Достигнув этой кульминации своего воспоминания-грезы, он всякий раз удивляется тому, как беспомощна его память, сохранившая лишь наиболее зрелищные аспекты событий, но не удержавшая почти ничего от их подлинного содержания, которое было двойственным – возможно, из-за того, что соединяло в себе факты и вызванные ими чувства. Ни в коем случае не предумышленный, хотя подготовленный длительной и трудной аскезой, этот взлет свершился с молниеносной быстротой – он не поддается объяснению, потому что у него не было ни прошлого, ни будущего. Каким образом самая будничная ситуация (хоровое пение, столь привычное для религиозного учебного заведения) могла все перевернуть? Почему в бесцветном гимне, который он десятки раз пел без малейшего одушевления, внезапно излилось столь страстное притязание? И почему это притязание, выраженное столь откровенно, да еще и в неподобающем месте, не произвело скандала? Как вообще он посмел выступить против власти, отрицая и ее, и всех, кто ей служит, самим этим взрывом блаженного неповиновения и, следовательно, возвысившись до полного к ней безразличия, то есть крайней формы отрицания? Еще более поразительна магнетическая сила его тогдашнего пения, подчинившая себе слушателей и долго, очень долго не отпускавшая их после того, как он перестал петь: этот день радикально меняет ситуацию, заклятые враги становятся льстецами, которые стремятся вновь завоевать его благосклонность, а сам он – неумолимым тираном, верным своему обету и не склонным даровать ее кому-либо даже в малой мере.

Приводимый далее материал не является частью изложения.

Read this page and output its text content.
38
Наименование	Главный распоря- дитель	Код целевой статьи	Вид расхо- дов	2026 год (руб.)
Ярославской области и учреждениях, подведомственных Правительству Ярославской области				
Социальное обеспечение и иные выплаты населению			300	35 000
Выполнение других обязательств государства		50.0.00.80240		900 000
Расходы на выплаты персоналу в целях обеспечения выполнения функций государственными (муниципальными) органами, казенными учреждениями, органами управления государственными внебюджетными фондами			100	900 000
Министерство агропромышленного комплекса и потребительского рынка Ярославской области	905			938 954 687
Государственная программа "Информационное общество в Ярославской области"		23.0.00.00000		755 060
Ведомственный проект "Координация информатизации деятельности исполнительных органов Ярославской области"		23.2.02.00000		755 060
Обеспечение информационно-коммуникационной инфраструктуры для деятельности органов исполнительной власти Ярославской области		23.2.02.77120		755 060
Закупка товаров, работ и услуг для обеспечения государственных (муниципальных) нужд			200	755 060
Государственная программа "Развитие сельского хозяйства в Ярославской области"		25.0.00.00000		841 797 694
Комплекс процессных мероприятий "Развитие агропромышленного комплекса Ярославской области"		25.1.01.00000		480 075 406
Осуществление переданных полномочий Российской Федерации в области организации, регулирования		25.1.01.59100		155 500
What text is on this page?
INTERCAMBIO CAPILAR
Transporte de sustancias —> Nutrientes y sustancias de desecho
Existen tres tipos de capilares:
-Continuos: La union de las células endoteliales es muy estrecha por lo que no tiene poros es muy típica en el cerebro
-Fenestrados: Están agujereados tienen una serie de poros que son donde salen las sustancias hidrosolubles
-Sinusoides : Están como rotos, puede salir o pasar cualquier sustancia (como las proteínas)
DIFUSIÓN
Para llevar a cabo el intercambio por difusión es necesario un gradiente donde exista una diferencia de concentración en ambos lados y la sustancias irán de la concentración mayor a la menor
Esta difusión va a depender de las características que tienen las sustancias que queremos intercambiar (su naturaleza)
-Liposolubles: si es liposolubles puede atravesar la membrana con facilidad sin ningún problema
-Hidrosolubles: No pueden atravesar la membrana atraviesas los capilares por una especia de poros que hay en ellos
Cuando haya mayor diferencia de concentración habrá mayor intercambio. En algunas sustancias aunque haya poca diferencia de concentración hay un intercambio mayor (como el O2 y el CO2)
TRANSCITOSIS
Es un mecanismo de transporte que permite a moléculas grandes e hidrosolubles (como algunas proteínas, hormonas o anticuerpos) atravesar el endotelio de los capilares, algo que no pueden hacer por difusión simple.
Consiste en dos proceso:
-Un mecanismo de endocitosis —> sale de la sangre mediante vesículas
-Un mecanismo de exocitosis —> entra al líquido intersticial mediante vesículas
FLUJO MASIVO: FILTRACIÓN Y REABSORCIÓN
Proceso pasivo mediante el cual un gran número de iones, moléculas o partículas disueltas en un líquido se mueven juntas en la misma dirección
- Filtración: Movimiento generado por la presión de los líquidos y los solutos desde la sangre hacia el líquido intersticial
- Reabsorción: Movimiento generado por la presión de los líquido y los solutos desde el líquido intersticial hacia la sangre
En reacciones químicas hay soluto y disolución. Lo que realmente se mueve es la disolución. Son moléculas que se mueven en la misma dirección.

Здесь, перед предпоследним эпизодом, где вымысел заместит реальное прошлое, начисто им забытое (понятно одно: то, что он забыл, было более правдоподобным, не столь многозначительным и, видимо, не имело отношения к предмету его одержимости), располагается эпизод восьмой: эта произвольная вставка оправдана тем, что вносит свой вклад в гармоническую симметрию целого, ибо строгость и точность изложения остаются лишь средствами, закрепляющими отдельное воспоминание, но утрачивают свою действенность там, где требуется вновь нащупать общее движение и довести его до конца, который должен быть кровавым. Почему сегодня он видит «будто на самом деле» то, чего никогда не видел иначе как в воображении? Только потому, что покорен, зачарован этой вереницей картин, по его мнению, вполне достоверных, и напротив, считает, что случайных происшествий, помешавших ему дойти до края, в действительности не было: ведь они исказили смысл опыта, глубочайшим образом связанного со смертью, и внесли непоправимое отклонение в линию его судьбы.

Точно так же, как шестой эпизод, и по тем же причинам, восьмой протекает в гипотетическом времени, но, в отличие от шестого, в разных местах.

В раздевалке, снимая спортивную форму, он видит, как к нему обращается один из гонителей, чье имя стерлось из его памяти. Он вспоминает его серые глаза, близорукие и потому как будто испуганные. Он слышит, как тот произносит нечто, что впоследствии ему повторят не раз, в тех же самых или несколько иных словах. Видит, как тот делает жест, который позже не раз будут делать другие. Видит, как сам он опускается на одно колено и молча развязывает шнурки на ботинках, словно не слышит примирительных фраз (так не замечают протянутой руки) – неукоснительно соблюдая свой обет. Говорящий выражает сначала растерянность – гримасой, затем досаду – пожимая плечами, наконец возмущение – поворачиваясь спиной. Свою попытку он повторит дважды (в дальнейшем также будут вести себя и остальные), но оба раза безуспешно.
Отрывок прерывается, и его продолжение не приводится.